Among other issues, Williams is a strong advocate of criminal-justice reform, saying on his Facebook page that "66,000 Mississippians are behind bars or under criminal justice supervision and the majority of them are people of color. For the past 40 years, incarceration rates have increased exponentially—its time for CHANGE!"
Williams supports collaboration to expand reentry and transition programs; training and data-driven solutions; "pragmatic programs" to guide young people; stronger support for domestic-violence survivors; and protecting Mississippi from discrimination based on their criminal history and record.
He spoke extensively about his criminal-justice platform, and other issues, in his Let's Talk Jackson Politics podcast recently.
Last week, Shaun King, a social-justice activist in the national Black Lives Matter movement, endorsed Jody Owens in the race for Hinds County district attorney.
Owens said he is running on the "SMART justice" platform for the seat vacated by outgoing District Attorney Robert Shuler Smith. He wants to implement a re-entry program for ex-offenders to find jobs and pursue their education; use mental-health and rehabilitation programs to help those with addictions get treatment; provide support to victims and their families to help rebuild families and communities affected by violence; and collaborate with clergy and community organizations to establish interventions that are effective in reducing crime prison and courts.
"For me and the people who believe in a fair and just system, it's realizing that you stop crime by making sure people are not going into this repeated cycle," Owens told the Jackson Free Press on June 24.
Listen to Owens' full Let's Talk Jackson podcast here.
King and his political action committee, Real Justice PAC, join a number of local officials and community leaders in supporting Owens, including Mayor Lumumba.
The activist's national work includes organizing a social-media campaign to identify men who assaulted Deandre Harris in a parking garage during the white-supremacist Unite the Right rally in Charlottesville, Va., in 2017.

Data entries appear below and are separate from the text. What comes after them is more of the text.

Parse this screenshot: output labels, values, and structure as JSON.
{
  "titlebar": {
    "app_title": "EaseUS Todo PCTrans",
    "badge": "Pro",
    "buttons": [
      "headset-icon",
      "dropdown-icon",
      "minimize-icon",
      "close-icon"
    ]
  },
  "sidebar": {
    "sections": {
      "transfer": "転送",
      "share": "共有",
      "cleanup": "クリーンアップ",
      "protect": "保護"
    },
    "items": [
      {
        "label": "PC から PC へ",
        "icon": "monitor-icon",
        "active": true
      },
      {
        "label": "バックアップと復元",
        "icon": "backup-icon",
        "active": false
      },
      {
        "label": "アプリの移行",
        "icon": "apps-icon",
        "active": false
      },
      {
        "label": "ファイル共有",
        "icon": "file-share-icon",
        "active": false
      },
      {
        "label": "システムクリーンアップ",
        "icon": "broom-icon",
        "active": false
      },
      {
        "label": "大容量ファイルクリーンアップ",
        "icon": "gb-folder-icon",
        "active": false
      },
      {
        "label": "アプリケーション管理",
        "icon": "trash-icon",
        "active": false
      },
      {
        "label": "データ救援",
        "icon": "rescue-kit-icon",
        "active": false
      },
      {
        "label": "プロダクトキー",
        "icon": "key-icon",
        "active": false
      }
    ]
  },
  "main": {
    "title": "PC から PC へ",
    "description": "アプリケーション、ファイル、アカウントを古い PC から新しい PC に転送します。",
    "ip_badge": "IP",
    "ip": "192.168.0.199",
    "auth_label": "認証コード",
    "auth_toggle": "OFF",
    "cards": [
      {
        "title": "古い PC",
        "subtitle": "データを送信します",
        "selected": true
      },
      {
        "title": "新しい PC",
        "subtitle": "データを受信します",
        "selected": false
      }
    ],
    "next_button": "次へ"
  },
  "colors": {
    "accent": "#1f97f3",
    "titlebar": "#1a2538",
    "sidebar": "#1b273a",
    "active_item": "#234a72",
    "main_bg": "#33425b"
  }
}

King also raised $60,000 for Tamir Rice's family. Rice was a 12-year-old black boy whom police officers shot and killed in a Cleveland, Ohio, park in 2014. A neighbor called to report that a young man was drawing a gun on people but told the dispatcher the gun might be fake. Following the incident, the neighbor's assumption turned out to be true.
The activist also used his social media to spread awareness of the shooting death of Jazmine Barnes. In December 2018, Barnes was riding in the car with her mother when Larry D. Woodruffe shot and killed her in a drive-by shooting in Houston, Texas. The getaway driver, Eric Black Jr., was also charged in Barnes' murder. As a journalist, King has written for The Intercept, Daily Kos, New York Daily News and Harvard Law School's Justice Collaborative.
In 2018, he founded the Real Justice PAC, which supports city- and state-level prosecutors working to reform the criminal-justice system. He announced his endorsement of Owens on social media.
"Hinds County is ready for a change, and Jody is the right person for the job," King said on social media.
Owens told the Jackson Free Press on July 18 that his team is excited and proud of the endorsement from King and the Real Justice PAC.
"It's saying that our message is real to so many people who didn't believe in SMART justice and that you can be safer and prosecute less. It's an affirmation that our vision for a safer Hinds County makes sense," he said.
Owens, long-time prosecutor Stanley Alexander and defense attorney Darla Palmer face off in the Aug. 6 Democratic Party primary. Democratic and Republican candidates in other races are also on the ballot, including candidates in the races for governor; attorney general; Mississippi House and Senate seats; and more. If no candidate in any of those races wins 50% or more among primary voters, the top two vote-getters go head-to-head in an Aug. 27 runoff. The general election is Nov. 5.
Mississippians must register at least a month before an election in order to be eligible to vote, and must show an accepted form of photo ID at the voting booth, a list of which is available on the Secretary of State website. County Circuit Clerks across the state offer all residents free photo IDs that they can use to vote.